Changes in Laboratory Parameters. Treatment with tocilizumab products, including AVTOZMA, has been associated with neutropenia, thrombocytopenia, elevated liver enzymes, and lipid abnormalities. Infections are uncommon with treatment-related neutropenia, but AVTOZMA should not be initiated in RA or GCA patients with ANC <2000/mm³ or platelet counts <100,000/mm³, and treatment is not recommended if ANC drops below 500/mm³ or platelets below 50,000/mm³. For COVID-19 patients, AVTOZMA is not recommended with ANC <1000/mm³ or platelets <50,000/mm³. Monitor neutrophils, platelets, and liver enzymes 4-8 weeks after starting therapy and every 3 months thereafter, adjusting treatment as needed. Lipid levels, including cholesterol and triglycerides, may increase and should be assessed 4-8 weeks after initiation, with management per clinical guidelines. A similar pattern is observed in PJIA and SJIA, requiring specific monitoring intervals for these populations. Refer to Dosage and Administration for modifications based on test results.

Immunosuppression. The effect of tocilizumab products on malignancy development is unknown, though malignancies were observed in clinical studies. As an immunosuppressant, AVTOZMA may increase the risk of malignancies.

Hypersensitivity Reactions, Including Anaphylaxis. Hypersensitivity reactions, including anaphylaxis and fatal events, have been reported with tocilizumab products. Anaphylaxis requiring discontinuation occurred in 0.1% to 0.7% of trial patients, with postmarketing cases reported at various doses, with or without premedication, and as early as the first infusion. AVTOZMA intravenous infusions must be administered by healthcare professionals equipped to manage anaphylaxis. For subcutaneous use, patients must seek immediate medical attention if hypersensitivity symptoms occur. Discontinue AVTOZMA permanently if anaphylaxis or other hypersensitivity reaction occurs. Do not use in patients with known hypersensitivity to tocilizumab products.

Demyelinating Disorders. The impact of tocilizumab on demyelinating disorders is unknown, but rare cases like multiple sclerosis and polyneuropathy were reported in RA studies. Monitor for symptoms and use caution in patients with preexisting or recent demyelinating disorders.

Active Hepatic Disease and Hepatic Impairment. Treatment with AVTOZMA is not recommended.

Live Vaccines. Avoid concurrent use of live vaccines with AVTOZMA, as clinical safety and secondary transmission risk are unknown. Follow guidelines on timing between live vaccines and AVTOZMA.

Adverse Reactions reported in ≥5% of tocilizumab-treated patients include upper respiratory tract infections, nasopharyngitis, headache, hypertension, increased ALT, and injection site reactions.
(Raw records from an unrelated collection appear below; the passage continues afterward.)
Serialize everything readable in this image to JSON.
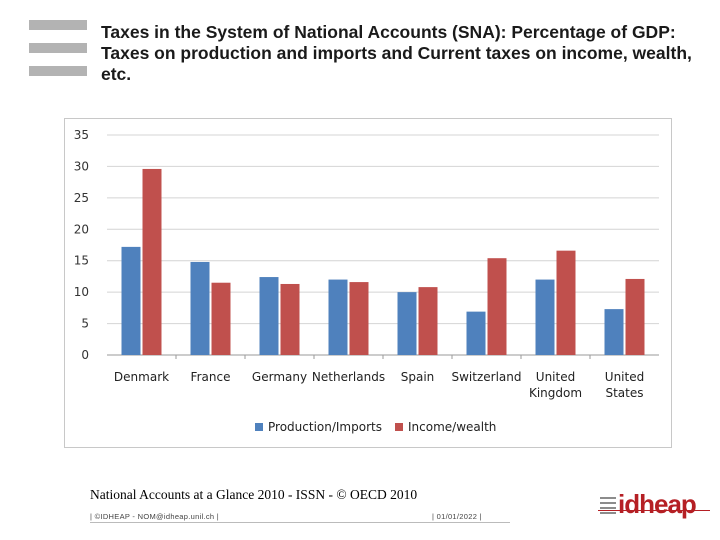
{
  "slide": {
    "title": "Taxes in the System of National Accounts (SNA): Percentage of GDP: Taxes on production and imports and Current taxes on income, wealth, etc.",
    "source": "National Accounts at a Glance 2010 - ISSN - © OECD 2010",
    "footer_left": "| ©IDHEAP - NOM@idheap.unil.ch |",
    "footer_date": "| 01/01/2022 |",
    "logo_text": "idheap"
  },
  "chart_data": {
    "type": "bar",
    "categories": [
      "Denmark",
      "France",
      "Germany",
      "Netherlands",
      "Spain",
      "Switzerland",
      "United Kingdom",
      "United States"
    ],
    "category_lines": [
      [
        "Denmark"
      ],
      [
        "France"
      ],
      [
        "Germany"
      ],
      [
        "Netherlands"
      ],
      [
        "Spain"
      ],
      [
        "Switzerland"
      ],
      [
        "United",
        "Kingdom"
      ],
      [
        "United",
        "States"
      ]
    ],
    "series": [
      {
        "name": "Production/Imports",
        "color": "#4f81bd",
        "values": [
          17.2,
          14.8,
          12.4,
          12.0,
          10.0,
          6.9,
          12.0,
          7.3
        ]
      },
      {
        "name": "Income/wealth",
        "color": "#c0504d",
        "values": [
          29.6,
          11.5,
          11.3,
          11.6,
          10.8,
          15.4,
          16.6,
          12.1
        ]
      }
    ],
    "yticks": [
      "0",
      "5",
      "10",
      "15",
      "20",
      "25",
      "30",
      "35"
    ],
    "ylim": [
      0,
      35
    ],
    "grid": true,
    "legend_position": "bottom",
    "title": "",
    "xlabel": "",
    "ylabel": ""
  }
}
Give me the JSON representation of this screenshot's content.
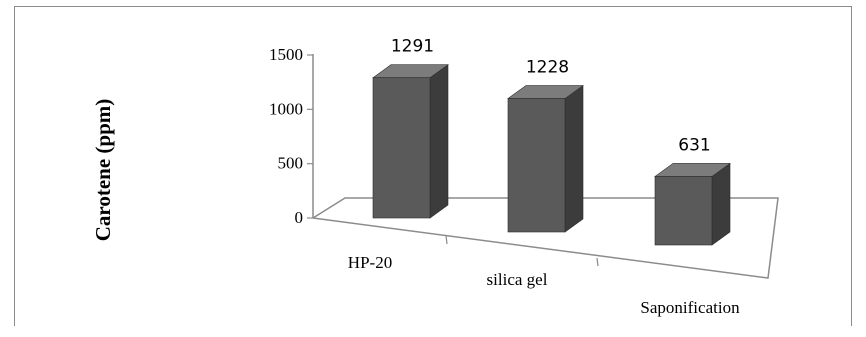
{
  "chart_data": {
    "type": "bar",
    "categories": [
      "HP-20",
      "silica gel",
      "Saponification"
    ],
    "values": [
      1291,
      1228,
      631
    ],
    "data_labels": [
      "1291",
      "1228",
      "631"
    ],
    "ylabel": "Carotene (ppm)",
    "ylim": [
      0,
      1500
    ],
    "yticks": [
      "0",
      "500",
      "1000",
      "1500"
    ],
    "grid": false,
    "legend": "none",
    "colors": {
      "bar_front": "#5a5a5a",
      "bar_side": "#3c3c3c",
      "bar_top": "#7c7c7c",
      "floor_line": "#8c8c8c"
    }
  }
}
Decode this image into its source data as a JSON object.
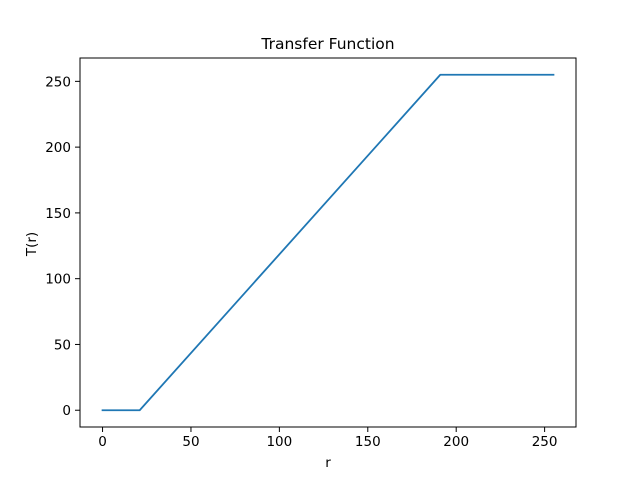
{
  "chart_data": {
    "type": "line",
    "title": "Transfer Function",
    "xlabel": "r",
    "ylabel": "T(r)",
    "xlim": [
      -12.75,
      267.75
    ],
    "ylim": [
      -12.75,
      267.75
    ],
    "xticks": [
      0,
      50,
      100,
      150,
      200,
      250
    ],
    "yticks": [
      0,
      50,
      100,
      150,
      200,
      250
    ],
    "grid": false,
    "legend": "none",
    "colors": {
      "line": "#1f77b4",
      "axes": "#000000",
      "background": "#ffffff"
    },
    "series": [
      {
        "x": [
          0,
          21,
          191,
          255
        ],
        "y": [
          0,
          0,
          255,
          255
        ]
      }
    ]
  }
}
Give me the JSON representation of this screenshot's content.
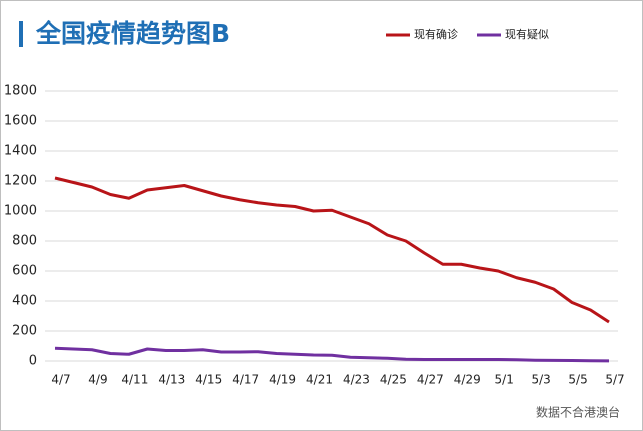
{
  "chart_data": {
    "type": "line",
    "title": "全国疫情趋势图B",
    "source": "数据不合港澳台",
    "categories": [
      "4/7",
      null,
      "4/9",
      null,
      "4/11",
      null,
      "4/13",
      null,
      "4/15",
      null,
      "4/17",
      null,
      "4/19",
      null,
      "4/21",
      null,
      "4/23",
      null,
      "4/25",
      null,
      "4/27",
      null,
      "4/29",
      null,
      "5/1",
      null,
      "5/3",
      null,
      "5/5",
      null,
      "5/7"
    ],
    "series": [
      {
        "name": "现有确诊",
        "color": "#b81418",
        "values": [
          1220,
          1190,
          1160,
          1110,
          1085,
          1140,
          1155,
          1170,
          1135,
          1100,
          1075,
          1055,
          1040,
          1030,
          1000,
          1005,
          960,
          915,
          840,
          800,
          720,
          645,
          645,
          620,
          600,
          555,
          525,
          480,
          390,
          340,
          260
        ]
      },
      {
        "name": "现有疑似",
        "color": "#7030a0",
        "values": [
          85,
          80,
          75,
          50,
          45,
          80,
          70,
          70,
          75,
          60,
          60,
          62,
          50,
          45,
          40,
          38,
          25,
          22,
          18,
          12,
          10,
          10,
          10,
          10,
          10,
          8,
          5,
          4,
          3,
          2,
          1
        ]
      }
    ],
    "ylim": [
      0,
      1800
    ],
    "yticks": [
      0,
      200,
      400,
      600,
      800,
      1000,
      1200,
      1400,
      1600,
      1800
    ],
    "grid": true,
    "legend": "top-right"
  }
}
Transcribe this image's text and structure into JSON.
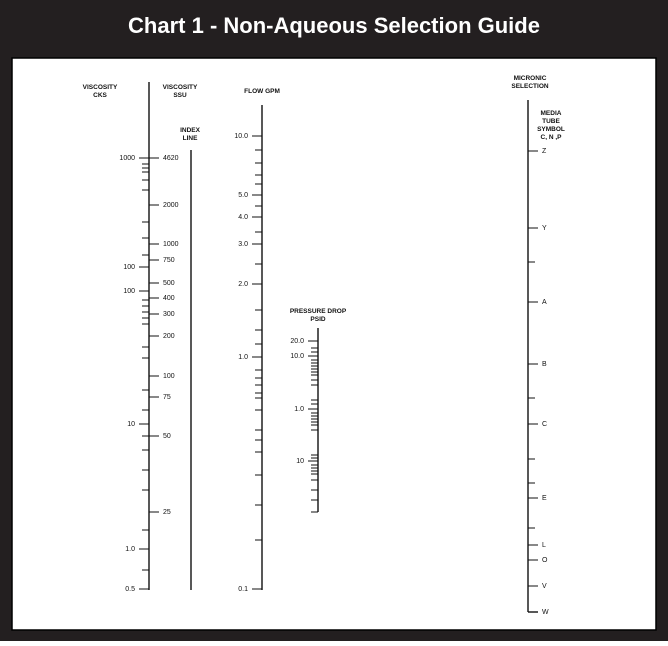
{
  "header": {
    "title": "Chart 1 - Non-Aqueous Selection Guide"
  },
  "scales": [
    {
      "title": [
        "VISCOSITY",
        "CKS"
      ],
      "labels": [
        "1000",
        "100",
        "100",
        "10",
        "1.0",
        "0.5"
      ]
    },
    {
      "title": [
        "VISCOSITY",
        "SSU"
      ],
      "labels": [
        "4620",
        "2000",
        "1000",
        "750",
        "500",
        "400",
        "300",
        "200",
        "100",
        "75",
        "50",
        "25"
      ]
    },
    {
      "title": [
        "INDEX",
        "LINE"
      ],
      "labels": []
    },
    {
      "title": [
        "FLOW GPM"
      ],
      "labels": [
        "10.0",
        "5.0",
        "4.0",
        "3.0",
        "2.0",
        "1.0",
        "0.1"
      ]
    },
    {
      "title": [
        "PRESSURE DROP",
        "PSID"
      ],
      "labels": [
        "20.0",
        "10.0",
        "1.0",
        "10"
      ]
    },
    {
      "title": [
        "MICRONIC",
        "SELECTION"
      ],
      "labels": []
    },
    {
      "title": [
        "MEDIA",
        "TUBE",
        "SYMBOL",
        "C, N ,P"
      ],
      "labels": [
        "Z",
        "Y",
        "A",
        "B",
        "C",
        "E",
        "L",
        "O",
        "V",
        "W"
      ]
    }
  ]
}
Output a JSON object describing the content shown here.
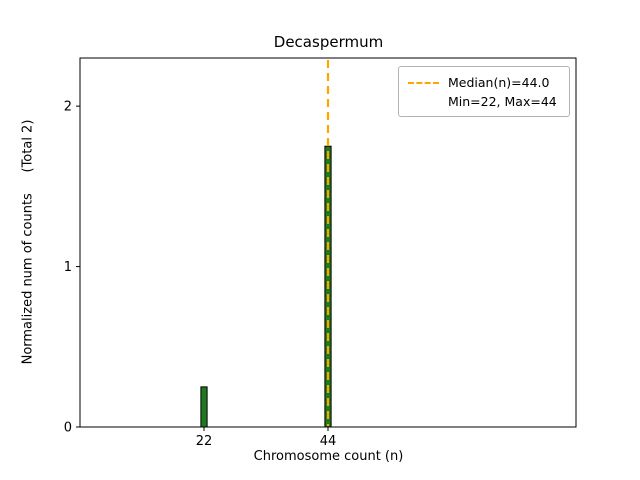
{
  "chart_data": {
    "type": "bar",
    "title": "Decaspermum",
    "xlabel": "Chromosome count (n)",
    "ylabel": "Normalized num of counts     (Total 2)",
    "x": [
      22,
      44
    ],
    "values": [
      0.25,
      1.75
    ],
    "xlim": [
      0,
      88
    ],
    "ylim": [
      0,
      2.3
    ],
    "xticks": [
      22,
      44
    ],
    "yticks": [
      0,
      1,
      2
    ],
    "bar_width": 1.1,
    "grid": false,
    "colors": {
      "bar_fill": "#1f7a1f",
      "bar_edge": "#000000",
      "median_line": "#FFA500",
      "axes": "#000000"
    },
    "median_line": {
      "x": 44.0,
      "style": "dashed",
      "label": "Median(n)=44.0"
    },
    "legend": {
      "position": "upper right",
      "entries": [
        {
          "label": "Median(n)=44.0",
          "has_line_sample": true
        },
        {
          "label": "Min=22, Max=44",
          "has_line_sample": false
        }
      ]
    }
  }
}
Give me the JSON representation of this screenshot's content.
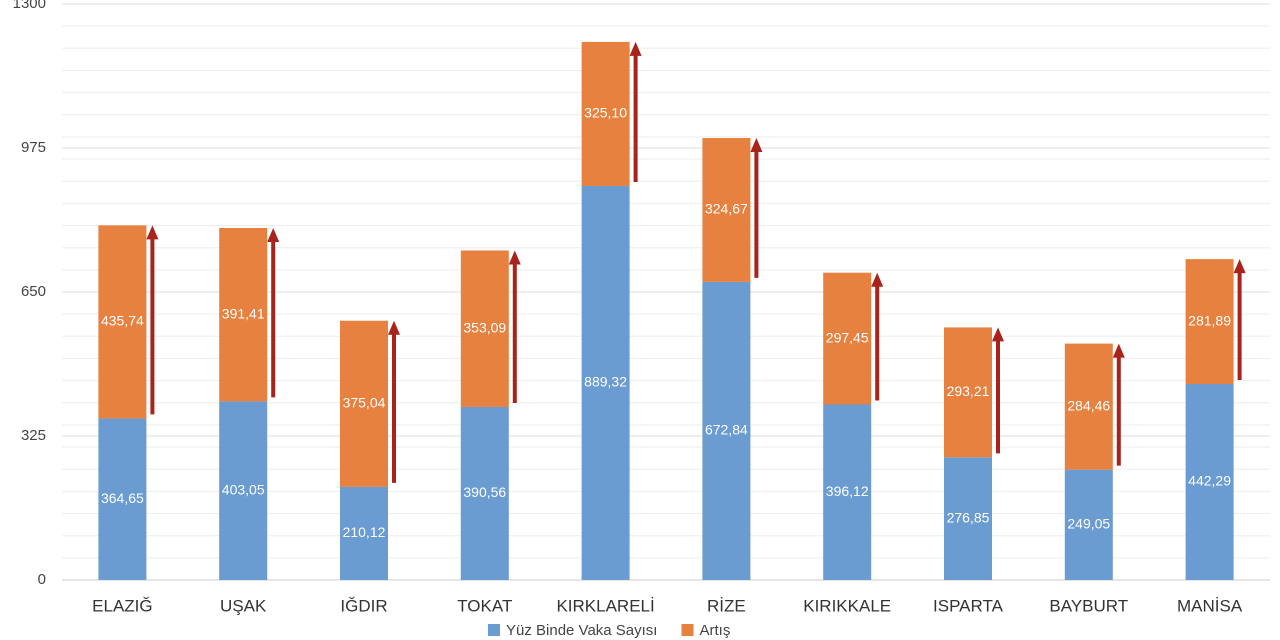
{
  "chart_data": {
    "type": "stacked-bar",
    "categories": [
      "ELAZIĞ",
      "UŞAK",
      "IĞDIR",
      "TOKAT",
      "KIRKLARELİ",
      "RİZE",
      "KIRIKKALE",
      "ISPARTA",
      "BAYBURT",
      "MANİSA"
    ],
    "series": [
      {
        "name": "Yüz Binde Vaka Sayısı",
        "color": "#6a9bd1",
        "values": [
          364.65,
          403.05,
          210.12,
          390.56,
          889.32,
          672.84,
          396.12,
          276.85,
          249.05,
          442.29
        ],
        "value_labels": [
          "364,65",
          "403,05",
          "210,12",
          "390,56",
          "889,32",
          "672,84",
          "396,12",
          "276,85",
          "249,05",
          "442,29"
        ]
      },
      {
        "name": "Artış",
        "color": "#e6813f",
        "values": [
          435.74,
          391.41,
          375.04,
          353.09,
          325.1,
          324.67,
          297.45,
          293.21,
          284.46,
          281.89
        ],
        "value_labels": [
          "435,74",
          "391,41",
          "375,04",
          "353,09",
          "325,10",
          "324,67",
          "297,45",
          "293,21",
          "284,46",
          "281,89"
        ]
      }
    ],
    "arrow_color": "#a8231b",
    "ylim": [
      0,
      1300
    ],
    "yticks": [
      0,
      325,
      650,
      975,
      1300
    ],
    "grid": true
  }
}
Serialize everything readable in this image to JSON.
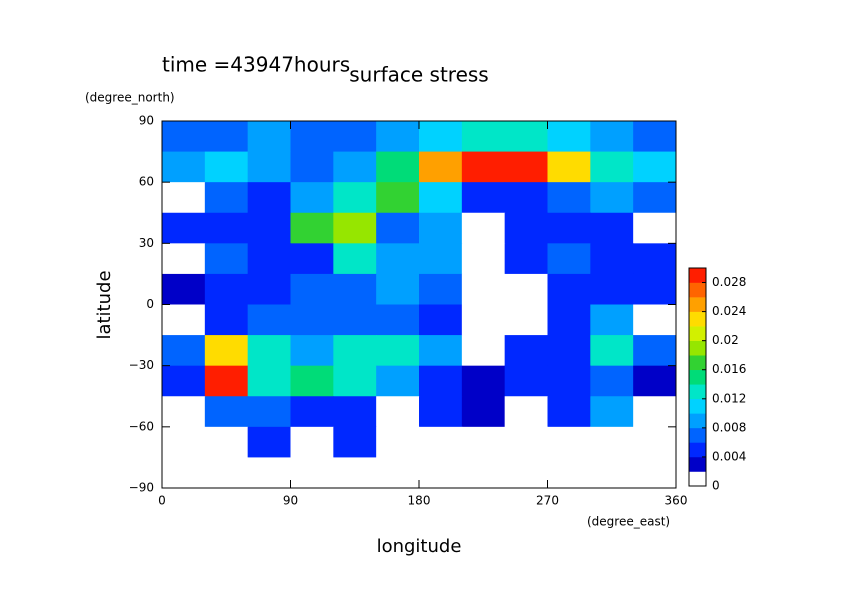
{
  "chart_data": {
    "type": "heatmap",
    "title": "surface stress",
    "subtitle": "time =43947hours",
    "x_label": "longitude",
    "y_label": "latitude",
    "x_unit": "(degree_east)",
    "y_unit": "(degree_north)",
    "x": [
      15,
      45,
      75,
      105,
      135,
      165,
      195,
      225,
      255,
      285,
      315,
      345
    ],
    "y": [
      82.5,
      67.5,
      52.5,
      37.5,
      22.5,
      7.5,
      -7.5,
      -22.5,
      -37.5,
      -52.5,
      -67.5,
      -82.5
    ],
    "z": [
      [
        0.006,
        0.006,
        0.008,
        0.006,
        0.006,
        0.008,
        0.01,
        0.012,
        0.012,
        0.01,
        0.008,
        0.006
      ],
      [
        0.008,
        0.01,
        0.008,
        0.006,
        0.008,
        0.014,
        0.024,
        0.028,
        0.03,
        0.022,
        0.012,
        0.01
      ],
      [
        0.001,
        0.006,
        0.004,
        0.008,
        0.012,
        0.016,
        0.01,
        0.004,
        0.004,
        0.006,
        0.008,
        0.006
      ],
      [
        0.004,
        0.004,
        0.004,
        0.016,
        0.018,
        0.006,
        0.008,
        0.001,
        0.004,
        0.004,
        0.004,
        0.001
      ],
      [
        0.001,
        0.006,
        0.004,
        0.004,
        0.012,
        0.008,
        0.008,
        0.001,
        0.004,
        0.006,
        0.004,
        0.004
      ],
      [
        0.002,
        0.004,
        0.004,
        0.006,
        0.006,
        0.008,
        0.006,
        0.001,
        0.001,
        0.004,
        0.004,
        0.004
      ],
      [
        0.001,
        0.004,
        0.006,
        0.006,
        0.006,
        0.006,
        0.004,
        0.001,
        0.001,
        0.004,
        0.008,
        0.001
      ],
      [
        0.006,
        0.022,
        0.012,
        0.008,
        0.012,
        0.012,
        0.008,
        0.001,
        0.004,
        0.004,
        0.012,
        0.006
      ],
      [
        0.004,
        0.03,
        0.012,
        0.014,
        0.012,
        0.008,
        0.004,
        0.002,
        0.004,
        0.004,
        0.006,
        0.002
      ],
      [
        0.001,
        0.006,
        0.006,
        0.004,
        0.004,
        0.001,
        0.004,
        0.002,
        0.001,
        0.004,
        0.008,
        0.001
      ],
      [
        0.001,
        0.001,
        0.004,
        0.001,
        0.004,
        0.001,
        0.001,
        0.001,
        0.001,
        0.001,
        0.001,
        0.001
      ],
      [
        0.001,
        0.001,
        0.001,
        0.001,
        0.001,
        0.001,
        0.001,
        0.001,
        0.001,
        0.001,
        0.001,
        0.001
      ]
    ],
    "xlim": [
      0,
      360
    ],
    "ylim": [
      -90,
      90
    ],
    "xticks": [
      0,
      90,
      180,
      270,
      360
    ],
    "yticks": [
      {
        "value": -90,
        "label": "−90"
      },
      {
        "value": -60,
        "label": "−60"
      },
      {
        "value": -30,
        "label": "−30"
      },
      0,
      30,
      60,
      90
    ],
    "zlim": [
      0,
      0.03
    ],
    "zticks": [
      0,
      0.004,
      0.008,
      0.012,
      0.016,
      0.02,
      0.024,
      0.028
    ],
    "colors": [
      "#ffffff",
      "#0000c8",
      "#0028ff",
      "#0064ff",
      "#00a0ff",
      "#00d2ff",
      "#00e6c8",
      "#00dc78",
      "#32d232",
      "#96e600",
      "#d2f000",
      "#ffdc00",
      "#ffa000",
      "#ff6400",
      "#ff1e00"
    ]
  }
}
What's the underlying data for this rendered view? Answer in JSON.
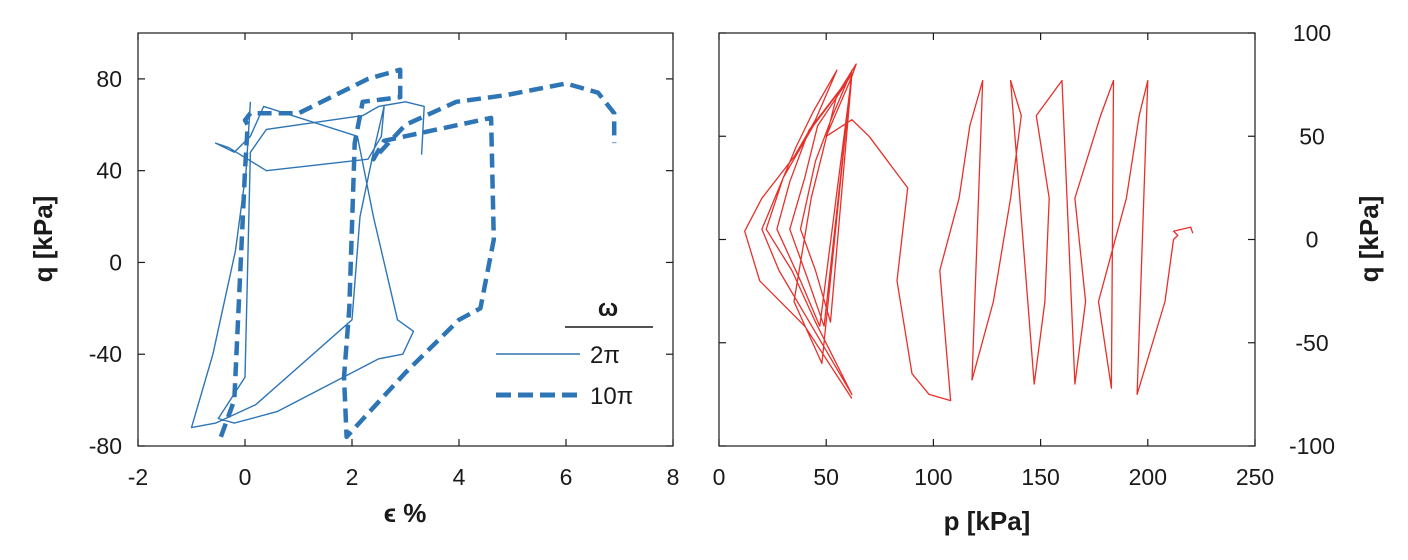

Please see full Prescribing Information, including BOXED WARNING.

INDICATIONS

AVTOZMA® (tocilizumab-anoh) is an interleukin-6 (IL-6) receptor antagonist indicated for treatment of:

  • Rheumatoid Arthritis (RA): Adult patients with moderately to severely active RA who have had an inadequate response to one or more Disease-Modifying Anti-Rheumatic Drugs (DMARDs).
  • Giant Cell Arteritis (GCA): Adult patients with GCA.
  • Polyarticular Juvenile Idiopathic Arthritis (PJIA): Patients 2+ years old with active PJIA.
  • Systemic Juvenile Idiopathic Arthritis (SJIA): Patients 2+ years old with active SJIA.
  • Cytokine Release Syndrome (CRS): Adults and pediatric patients 2 years of age and older with chimeric antigen receptor (CAR) T-cell-induced severe or life-threatening cytokine release syndrome
  • Coronavirus Disease 2019 (COVID-19): Hospitalized adult patients with COVID-19 who are receiving systemic corticosteroids and require supplemental oxygen, non-invasive or invasive mechanical ventilation, or extracorporeal membrane oxygenation (ECMO).